Plotting the eigenvalues of a random $n \times n$ permutation matrix can be compared with plotting $n$ points chosen independently and uniformly from the set of all points on the unit circle. When points are chosen at random according to the uniform distribution on the circle, the probability of picking any particular point $e^{i\theta}$ is 0. The eigenvalues of permutation matrices, however, occur only at certain values of $\theta$, so the probability of choosing one of these points is positive, while the probability for any other point is 0.

In particular, if $e^{i\theta}$ is an eigenvalue of an $n \times n$ permutation matrix, then $\theta$ must be a rational number with denominator no greater than $n$. It is known (see, for example, Goncharov [2], or Shepp and Lloyd [4]) that the average number of eigenvalues at a point $e^{2\pi i p/q}$ on the unit circle (where $p$ and $q$ are relatively prime integers) grows as ${1\over q}\ln n + O(1)$. (It will be useful to keep these facts in mind for some of the discussions in the following sections.) This behavior is quite different from the uniform case, which must be interpreted in terms of some interval on the circle rather than at individual points.

When $n$ points are chosen independently and uniformly, the fraction of points landing in a given interval will, on average, equal the ratio of the length of the interval to the circumference of the circle.
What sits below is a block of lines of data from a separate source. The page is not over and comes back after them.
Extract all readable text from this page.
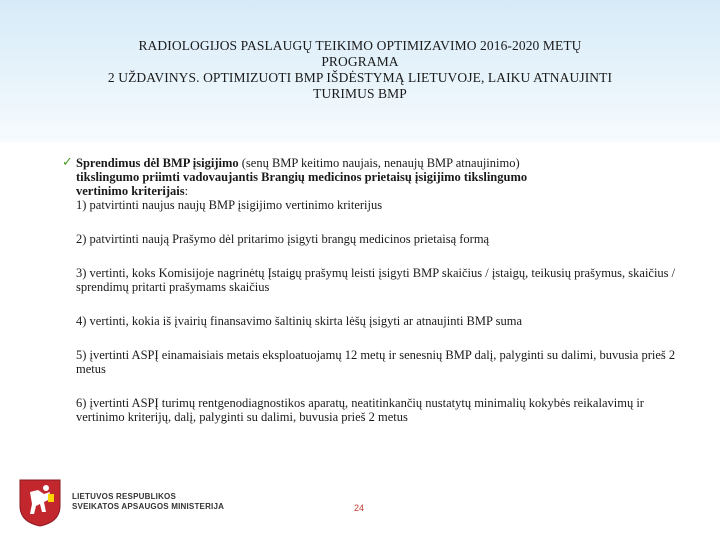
RADIOLOGIJOS PASLAUGŲ TEIKIMO OPTIMIZAVIMO 2016-2020 METŲ
PROGRAMA
2 UŽDAVINYS. OPTIMIZUOTI BMP IŠDĖSTYMĄ LIETUVOJE, LAIKU ATNAUJINTI
TURIMUS BMP
✓ Sprendimus dėl BMP įsigijimo (senų BMP keitimo naujais, nenaujų BMP atnaujinimo)
tikslingumo priimti vadovaujantis Brangių medicinos prietaisų įsigijimo tikslingumo
vertinimo kriterijais:
1) patvirtinti naujus naujų BMP įsigijimo vertinimo kriterijus
2) patvirtinti naują Prašymo dėl pritarimo įsigyti brangų medicinos prietaisą formą
3) vertinti, koks Komisijoje nagrinėtų Įstaigų prašymų leisti įsigyti BMP skaičius / įstaigų, teikusių prašymus, skaičius / sprendimų pritarti prašymams skaičius
4) vertinti, kokia iš įvairių finansavimo šaltinių skirta lėšų įsigyti ar atnaujinti BMP suma
5) įvertinti ASPĮ einamaisiais metais eksploatuojamų 12 metų ir senesnių BMP dalį, palyginti su dalimi, buvusia prieš 2 metus
6) įvertinti ASPĮ turimų rentgenodiagnostikos aparatų, neatitinkančių nustatytų minimalių kokybės reikalavimų ir vertinimo kriterijų, dalį, palyginti su dalimi, buvusia prieš 2 metus
LIETUVOS RESPUBLIKOS
SVEIKATOS APSAUGOS MINISTERIJA	24
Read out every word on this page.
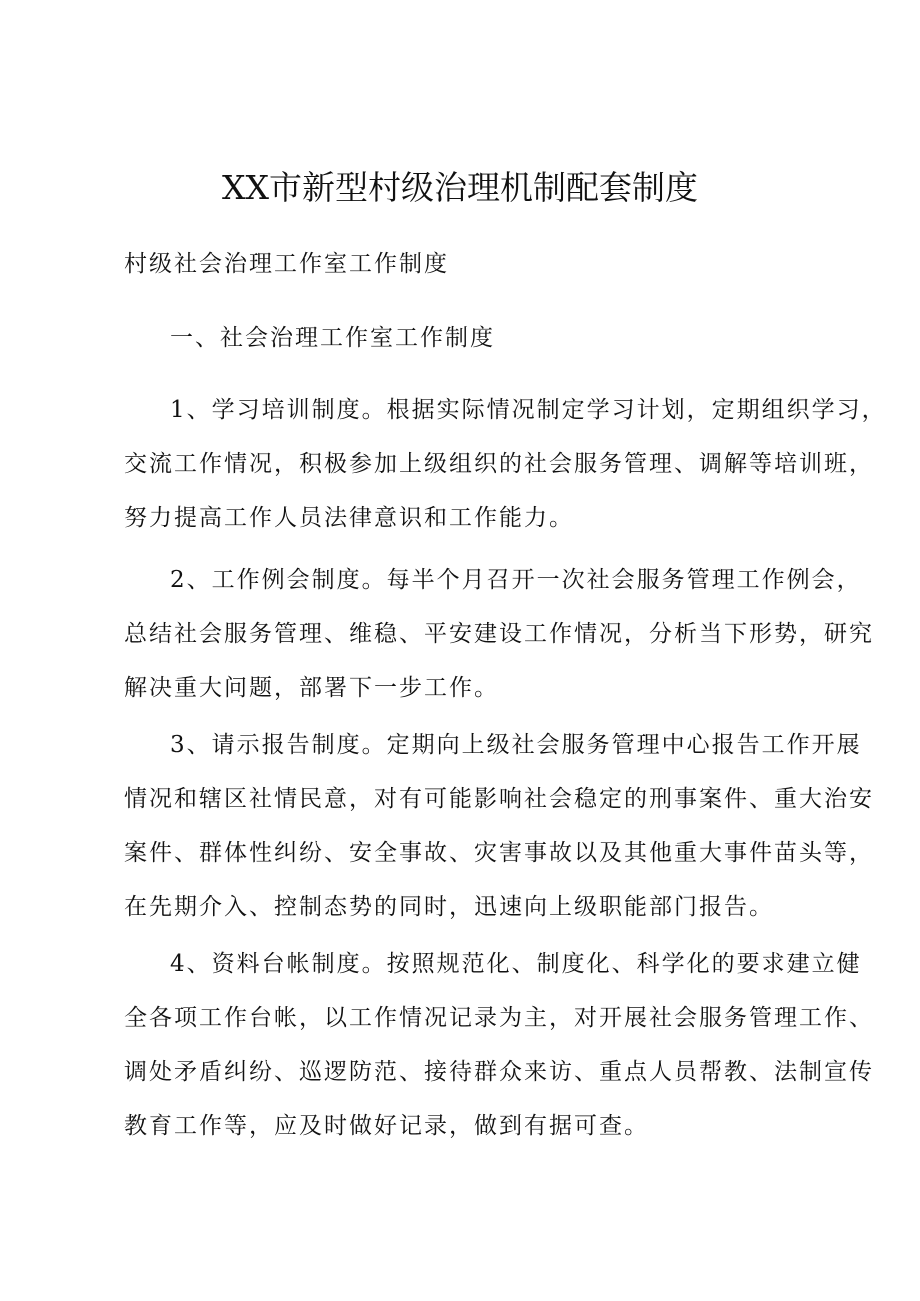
XX市新型村级治理机制配套制度

村级社会治理工作室工作制度

一、社会治理工作室工作制度

1、学习培训制度。根据实际情况制定学习计划，定期组织学习，
交流工作情况，积极参加上级组织的社会服务管理、调解等培训班，
努力提高工作人员法律意识和工作能力。
2、工作例会制度。每半个月召开一次社会服务管理工作例会，
总结社会服务管理、维稳、平安建设工作情况，分析当下形势，研究
解决重大问题，部署下一步工作。
3、请示报告制度。定期向上级社会服务管理中心报告工作开展
情况和辖区社情民意，对有可能影响社会稳定的刑事案件、重大治安
案件、群体性纠纷、安全事故、灾害事故以及其他重大事件苗头等，
在先期介入、控制态势的同时，迅速向上级职能部门报告。
4、资料台帐制度。按照规范化、制度化、科学化的要求建立健
全各项工作台帐，以工作情况记录为主，对开展社会服务管理工作、
调处矛盾纠纷、巡逻防范、接待群众来访、重点人员帮教、法制宣传
教育工作等，应及时做好记录，做到有据可查。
By defining $I_n$ (as in the introduction) to have a length of $2\pi \ell/n$, the average number of points landing in the interval $I_n$, if picked independently, would have the constant value $\ell$, regardless of the value of $n$. In fact, the number of points landing in the interval has a binomial distribution with parameters $(n,\ell/n)$, and the distribution converges to Poisson with parameter $\ell$ as $n\rightarrow\infty$. One goal of this project was to investigate how the distribution of eigenvalues landing in $I_n$ might compare with the distribution of points in this simpler situation.